In spite of these new additions, Melt retains its core feature: its illustrious setting. Named the City of Iron, the Ferropolis open air museum is home to an array of towering 20th century cranes that act as the centrepiece of the main festival area. Tasteful and finely selected multi-genre programming has become synonymous with the Melt experience, and these boundaries have been arguably pushed even further this year. A broad range of live acts – such as Headie One, Shygirl and Koffee – feature alongside electronic big hitters Overmono, DJ Stingray and Peggy Gou to form a varied, yet nicely balanced, offering.
The addition of an extra full day of music has not been taken lightly, as Thursday’s timetable is as equally invigorating as the rest of the weekend. Greentea Peng kicks things off on the 30Kv stage, with crowd pleasers such as Downers and Mr. Sun sparking an early moment of amalgamation. This, combined with Arlo Park’s pleasantly tranquil indie pop, is a gratifying calm before the storm. It’s when the cinematic drums of Little Simz’s opener, Introvert, rings out across a nightfallen Gremmin Beach that it feels like the weekend has truly begun. She’s followed by Avalon Emerson and Mama Snake’s sets of breakneck techno, which feel as though they’re foreshadowing what’s to come over the rest of the weekend.
After each night of music, the industrial backdrop of the main festival area becomes almost eerily deserted during the daytime. In stark contrast, it’s the campsite and the surrounding beaches that become the focal point.
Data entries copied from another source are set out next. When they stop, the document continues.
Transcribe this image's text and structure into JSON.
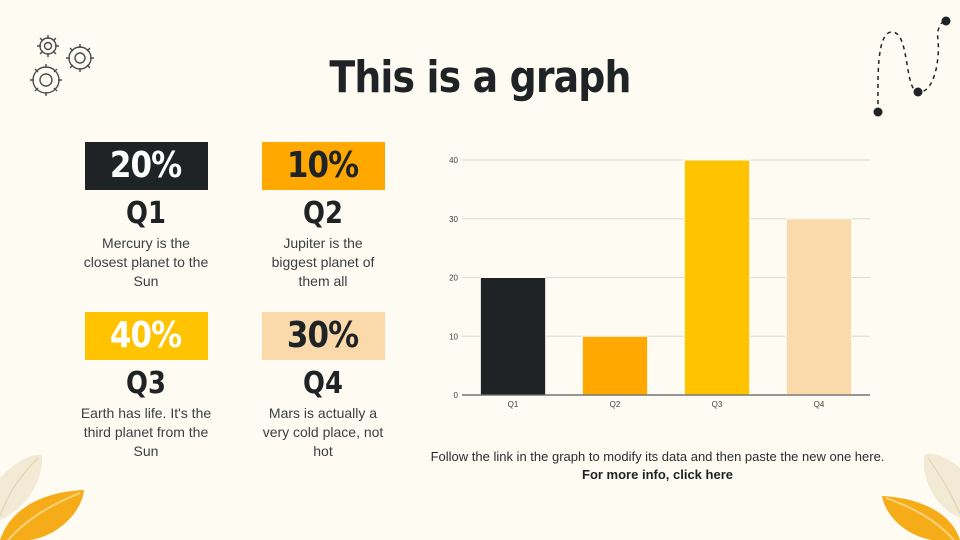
{
  "slide": {
    "title": "This is a graph"
  },
  "stats": [
    {
      "percent": "20%",
      "quarter": "Q1",
      "desc": "Mercury is the closest planet to the Sun",
      "color": "#1f2326",
      "text_color": "#ffffff"
    },
    {
      "percent": "10%",
      "quarter": "Q2",
      "desc": "Jupiter is the biggest planet of them all",
      "color": "#ffa800",
      "text_color": "#1f2326"
    },
    {
      "percent": "40%",
      "quarter": "Q3",
      "desc": "Earth has life. It's the third planet from the Sun",
      "color": "#ffc300",
      "text_color": "#ffffff"
    },
    {
      "percent": "30%",
      "quarter": "Q4",
      "desc": "Mars is actually a very cold place, not hot",
      "color": "#fad9aa",
      "text_color": "#1f2326"
    }
  ],
  "chart_data": {
    "type": "bar",
    "categories": [
      "Q1",
      "Q2",
      "Q3",
      "Q4"
    ],
    "values": [
      20,
      10,
      40,
      30
    ],
    "colors": [
      "#1f2326",
      "#ffa800",
      "#ffc300",
      "#fad9aa"
    ],
    "y_ticks": [
      "0",
      "10",
      "20",
      "30",
      "40"
    ],
    "ylim": [
      0,
      40
    ],
    "grid": true,
    "title": "",
    "xlabel": "",
    "ylabel": ""
  },
  "note": {
    "text": "Follow the link in the graph to modify its data and then paste the new one here.",
    "link": "For more info, click here"
  }
}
Morning yoga sessions, industry talks and workshops are on offer for those looking for a peaceful beginning to the day, to heal and recover from the night before.
Alternatively, bookending each side of the campsite are the Club Floor and Radio stages, which are undoubtedly the go-to spots for daytime music. Set right on the edge of the beach, The Radio stage is particularly impressive. Throughout the weekend local stations HÖR Berlin, Refuge Worldwide and Radio 80000 curate a day’s line-up, each with the likes of DJ Fuckoff, Moxie and Yu Su passing through. The opportunity to enjoy the music on the beachfront dancefloor or whilst taking a refreshing dip in the lake creates a blissful atmosphere that’s hard to beat.
Despite a daily timetable brimming with quality acts on offer, there’s still a magic to be found in stumbling across unexpected moments of brilliance, sending any plans out of the window. For example, the Saturday night sees the Roller Disco stage – which, until this point, had been relatively low-key – descend into an alluring sense of chaos. A thumping blend of acid, breaks and trance from Marlon Hoffstadt going back-to-back with Malugi has people jumping over the barriers to get in on the action. They play an edit of Britney Spears’ Hit Me Baby One More Time, which becomes one of the more unexpected dancefloor highlights of the evening.
Throughout the whole weekend, the Big Wheel stage plays host to some of the most exciting DJs around at the moment. On the final night, UNIIQU3 blends her endless arsenal of Jersey club bangers with the high-BPM techno that has been a mainstay on the majority of Melt’s dance stages. When the evening;s stage curator Partiboi69 steps up to the decks, his somewhat meteoric rise is reflected in the busiest Big Wheel crowd of the festival. It’s his own unreleased edit of Tokyo Drift’s K on My D + C that causes peak levels of mayhem across the dancefloor.
‘A New World’ was a phrase used by Melt in the preceding months leading up to the festival, and this promise is certainly delivered upon throughout. For its most loyal, and frequent, regulars, there may have been an adjustment period to take in its new stages and the axing of a few old favourites. But it’s the festival’s spirit of inclusion and creative freedom that makes it such a memorable experience. In short, though Melt has undergone drastic changes its quintessential ethos still remains. 2022 marks the beginning of a compelling new chapter for Melt, and there’s something enthralling in the idea of seeing how the festival tops this next year.